I think this question is actually outside the range of SO because it involves statistics. You would probably be better to answer on, say, Cross Validation. However, let me offer one or two remarks.
The K-S is used for testing whether a given set of data has arisen from a given, fully specified distribution function. (Even for this purpose it might not be optimal.) It's not intended, as far as I know, as a measure of fit amongst alternatives.
To make inferences about probabilities one must have a viable probability model for the data in the first place.

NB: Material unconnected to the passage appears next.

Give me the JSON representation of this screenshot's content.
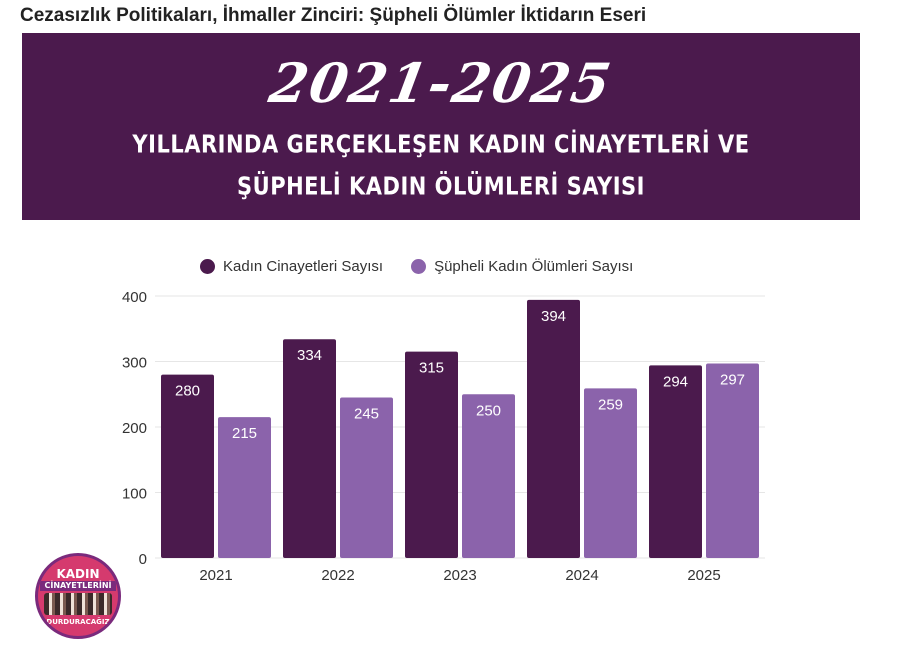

In this case, what is the space of alternatives and how are probabilities assigned to them under the null and alternative hypotheses?
Now, to get that unhelpful comment that I offered. Thanks for being so tactful about it! This is what I was trying to express.
You try scales from 1 to 100 in unit steps. I wanted to point out that scales less than one produce curious results. Now I see some close fits, which is especially true when p-values are considered; there's nothing to tell them apart from that for scale=2. Here's a plot.
Each triple gives (scale, K-S, p).
The main thing might be, what do you want from your data?